Electric field becomes intense, approximately 300,000 V/cm.
Field pulls electrons from valence orbits (known as high-field emission).
Dominates in breakdown voltages less than 4 V.
Avalanche Effect:
Minority carriers are accelerated, dislodging other electrons.
Causes an avalanche of free carriers, resulting in large reverse current.
Dominates in breakdown voltages greater than 6 V.
Between 4-6 V:
Both Zener and Avalanche effects are present.
Naming:
Historically, all breakdown diodes are called Zener diodes, even though both effects may occur.
Impact of Temperature on Zener Voltage:
Zener voltage changes with ambient temperature.
Listed in data sheets as the temperature coefficient:
Change in breakdown voltage per degree Celsius (\(^{\circ}\mathrm{C}\)).
Breakdown Voltage \(<\) 4 V:
Negative temperature coefficient (Zener effect).
Example: A 3.9 V zener diode may have a coefficient of -1.4 mV/\(^{\circ}\mathrm{C}\).
For each \(1^{\circ}~\mathrm{C}\) increase, breakdown voltage decreases by 1.4 mV.
Breakdown Voltage \(>\) 6 V:
Positive temperature coefficient (Avalanche effect).
Example: A 6.2 V zener diode may have a coefficient of +2 mV/\(^{\circ}\mathrm{C}\).
For each \(1^{\circ}\mathrm{C}\) increase, breakdown voltage increases by 2 mV.
Between 4 and 6 V:
Temperature coefficient shifts from negative to positive.
Some diodes have a zero temperature coefficient, offering stability across temperature ranges.
Important for applications needing stable Zener voltage over wide temperature variations.
Is the zener diode operating in the breakdown region?
\[V_{TH}=\frac{1 \mathrm{k}\Omega}{270 \Omega + 1 \mathrm{k}\Omega}(18 \mathrm{V})=14.2 \mathrm{V}\]
The Thevenin voltage (\(V_{th}\)) is greater than the Zener voltage (\(V_Z\)).

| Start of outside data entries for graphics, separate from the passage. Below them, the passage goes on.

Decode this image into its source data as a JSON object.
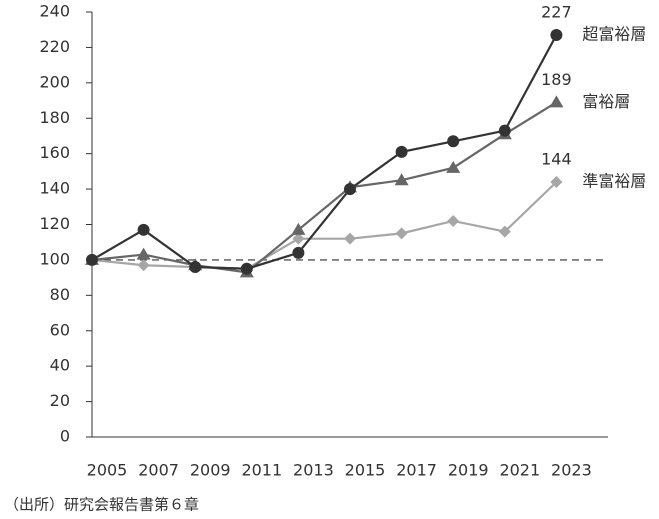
{
  "chart_data": {
    "type": "line",
    "categories": [
      "2005",
      "2007",
      "2009",
      "2011",
      "2013",
      "2015",
      "2017",
      "2019",
      "2021",
      "2023"
    ],
    "series": [
      {
        "name": "超富裕層",
        "color": "#333333",
        "marker": "circle",
        "values": [
          100,
          117,
          96,
          95,
          104,
          140,
          161,
          167,
          173,
          227
        ]
      },
      {
        "name": "富裕層",
        "color": "#666666",
        "marker": "triangle",
        "values": [
          100,
          103,
          97,
          93,
          117,
          141,
          145,
          152,
          171,
          189
        ]
      },
      {
        "name": "準富裕層",
        "color": "#a6a6a6",
        "marker": "diamond",
        "values": [
          100,
          97,
          96,
          95,
          112,
          112,
          115,
          122,
          116,
          144
        ]
      }
    ],
    "ylim": [
      0,
      240
    ],
    "yticks": [
      0,
      20,
      40,
      60,
      80,
      100,
      120,
      140,
      160,
      180,
      200,
      220,
      240
    ],
    "reference_line": 100,
    "source": "（出所）研究会報告書第６章"
  }
}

Operates in the breakdown region.
What is the zener current?
\[\begin{aligned} I_{S}&=\frac{(18-10)\:\mathrm{V}}{270\:\Omega}=29.6\:\mathrm{mA}\\ I_{L}&=\frac{10\:\mathrm{V}}{1\:\mathrm{k}\Omega}=10\:\mathrm{mA}\\ I_{Z}&=29.6\:\mathrm{mA}-10\:\mathrm{mA}=19.6\:\mathrm{mA}\\ \end{aligned}\]

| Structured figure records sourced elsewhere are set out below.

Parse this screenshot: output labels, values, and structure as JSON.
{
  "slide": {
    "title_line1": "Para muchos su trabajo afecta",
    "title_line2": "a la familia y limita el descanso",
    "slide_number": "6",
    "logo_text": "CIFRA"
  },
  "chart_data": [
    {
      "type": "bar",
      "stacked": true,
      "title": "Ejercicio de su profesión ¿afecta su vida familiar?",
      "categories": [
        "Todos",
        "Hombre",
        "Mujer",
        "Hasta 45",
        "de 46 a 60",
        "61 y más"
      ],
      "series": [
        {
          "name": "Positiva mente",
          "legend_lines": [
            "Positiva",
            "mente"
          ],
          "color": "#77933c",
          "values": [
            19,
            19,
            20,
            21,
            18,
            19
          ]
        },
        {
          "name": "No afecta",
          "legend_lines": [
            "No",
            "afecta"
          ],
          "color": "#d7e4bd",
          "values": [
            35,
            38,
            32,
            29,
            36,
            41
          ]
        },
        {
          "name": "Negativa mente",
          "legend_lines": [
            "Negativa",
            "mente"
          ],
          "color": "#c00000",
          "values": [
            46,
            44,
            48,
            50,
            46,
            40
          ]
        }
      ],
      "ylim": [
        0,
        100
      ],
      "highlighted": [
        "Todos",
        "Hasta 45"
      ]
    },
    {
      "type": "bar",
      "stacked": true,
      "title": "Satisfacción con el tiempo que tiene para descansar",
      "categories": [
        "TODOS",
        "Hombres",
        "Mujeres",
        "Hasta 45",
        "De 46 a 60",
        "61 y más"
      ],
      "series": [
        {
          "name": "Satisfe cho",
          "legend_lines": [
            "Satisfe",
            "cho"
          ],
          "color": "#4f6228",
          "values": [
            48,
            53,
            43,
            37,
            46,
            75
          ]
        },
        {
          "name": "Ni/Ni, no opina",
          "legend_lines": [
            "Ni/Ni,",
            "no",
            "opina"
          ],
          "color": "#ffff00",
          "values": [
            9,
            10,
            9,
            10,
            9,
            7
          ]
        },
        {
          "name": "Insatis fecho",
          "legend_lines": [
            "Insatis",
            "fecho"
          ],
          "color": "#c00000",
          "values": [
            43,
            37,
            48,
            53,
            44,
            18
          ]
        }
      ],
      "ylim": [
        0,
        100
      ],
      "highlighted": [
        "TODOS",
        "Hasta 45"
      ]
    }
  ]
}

What is the behaviour of this circuit?
First Zener diode acts as a preregulator.
Second Zener diode serves as a Zener regulator.
Preregulator output: 20 V.
Zener regulator output: 10 V.
Provide the second regulator with a well-regulated input.

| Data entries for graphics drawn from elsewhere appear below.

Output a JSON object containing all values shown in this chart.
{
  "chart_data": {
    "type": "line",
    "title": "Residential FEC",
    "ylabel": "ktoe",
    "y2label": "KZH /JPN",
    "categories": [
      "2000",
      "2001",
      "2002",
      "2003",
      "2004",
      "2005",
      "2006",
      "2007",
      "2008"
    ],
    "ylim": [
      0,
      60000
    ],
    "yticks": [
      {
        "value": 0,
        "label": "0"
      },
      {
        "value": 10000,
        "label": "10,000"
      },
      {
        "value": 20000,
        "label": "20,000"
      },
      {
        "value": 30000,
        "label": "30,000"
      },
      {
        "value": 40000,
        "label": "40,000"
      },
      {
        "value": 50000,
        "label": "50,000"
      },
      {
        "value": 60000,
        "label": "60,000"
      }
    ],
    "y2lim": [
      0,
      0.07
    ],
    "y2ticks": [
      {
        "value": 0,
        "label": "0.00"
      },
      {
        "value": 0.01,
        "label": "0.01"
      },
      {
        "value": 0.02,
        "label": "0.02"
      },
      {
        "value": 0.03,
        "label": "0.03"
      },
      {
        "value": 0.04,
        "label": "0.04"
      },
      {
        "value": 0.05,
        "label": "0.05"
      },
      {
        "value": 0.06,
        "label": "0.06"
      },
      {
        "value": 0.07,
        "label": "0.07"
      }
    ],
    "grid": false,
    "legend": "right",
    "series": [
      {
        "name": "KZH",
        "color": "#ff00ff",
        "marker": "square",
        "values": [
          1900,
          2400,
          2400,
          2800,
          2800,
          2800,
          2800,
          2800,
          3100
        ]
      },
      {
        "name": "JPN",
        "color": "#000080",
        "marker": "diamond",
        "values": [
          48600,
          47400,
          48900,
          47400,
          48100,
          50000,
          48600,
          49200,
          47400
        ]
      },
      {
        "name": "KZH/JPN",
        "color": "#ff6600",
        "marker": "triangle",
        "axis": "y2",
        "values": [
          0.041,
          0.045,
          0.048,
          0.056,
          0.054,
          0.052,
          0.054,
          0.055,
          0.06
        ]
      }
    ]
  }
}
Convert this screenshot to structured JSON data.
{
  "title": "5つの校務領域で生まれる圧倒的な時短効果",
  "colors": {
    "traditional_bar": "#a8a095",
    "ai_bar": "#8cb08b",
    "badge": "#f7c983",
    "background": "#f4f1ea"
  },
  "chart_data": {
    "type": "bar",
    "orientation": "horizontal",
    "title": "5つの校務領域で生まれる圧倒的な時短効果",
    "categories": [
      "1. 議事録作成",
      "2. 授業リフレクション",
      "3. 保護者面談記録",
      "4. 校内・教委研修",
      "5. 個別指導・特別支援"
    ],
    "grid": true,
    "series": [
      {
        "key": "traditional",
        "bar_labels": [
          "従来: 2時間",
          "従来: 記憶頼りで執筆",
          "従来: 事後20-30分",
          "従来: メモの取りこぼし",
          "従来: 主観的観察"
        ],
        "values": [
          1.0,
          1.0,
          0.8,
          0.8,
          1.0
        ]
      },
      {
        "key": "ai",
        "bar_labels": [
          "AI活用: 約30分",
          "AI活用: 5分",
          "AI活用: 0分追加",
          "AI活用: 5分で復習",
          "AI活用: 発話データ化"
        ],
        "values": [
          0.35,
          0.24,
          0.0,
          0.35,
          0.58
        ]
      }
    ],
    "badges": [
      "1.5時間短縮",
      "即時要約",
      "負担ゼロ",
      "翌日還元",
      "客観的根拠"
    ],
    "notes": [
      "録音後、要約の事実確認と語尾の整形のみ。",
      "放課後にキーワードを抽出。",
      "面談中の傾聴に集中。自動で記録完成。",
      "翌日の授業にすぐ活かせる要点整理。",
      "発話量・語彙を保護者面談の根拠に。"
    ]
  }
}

Ensure the final output is extremely well regulated.
Zener diodes are commonly used in voltage regulators, remaining in the breakdown region.
Zener diodes can be utilized in circuits for waveshaping, as shown in the configuration with two back-to-back Zener diodes.
Positive Half-Cycle:
Upper diode conducts; lower diode breaks down.
Output is clipped at \(\text{Zener Voltage} + 0.7 \, \text{V}\).
Negative Half-Cycle:
Lower diode conducts; upper diode breaks down.
Output approaches a square wave.
Conclusion:
Larger input sine waves produce a better-shaped output square wave.
Multiple DC Output Voltages:
Combination of zener diodes and ordinary silicon diodes used to generate multiple DC output voltages from a 20-V power supply.
Bottom diode produces 10 V output.
Forward-biased silicon diodes add small voltage steps: 10.7 V and 11.4 V.
Top zener diode with a 2.4 V breakdown voltage gives an output of 13.8 V.
Different combinations of zener and silicon diodes can yield various DC outputs.
Over-voltage Protection:
If a 6-V relay is connected directly to a 12-V supply, it might be damaged.
Solution is to connect a 5.6-V zener diode in series with the relay.
Zener diode drops 5.6 V, leaving 6.4 V across the relay (within tolerance).
Capacitor Over-voltage Protection:
Electrolytic capacitors often have low voltage ratings (e.g., 1000 \(\mu\)F, rated at 6 V).
If used with a 12-V supply, the capacitor could be damaged.
By placing a 6.8-V zener diode in series, the voltage across the capacitor is reduced to 5.2 V, safely within its 6-V rating.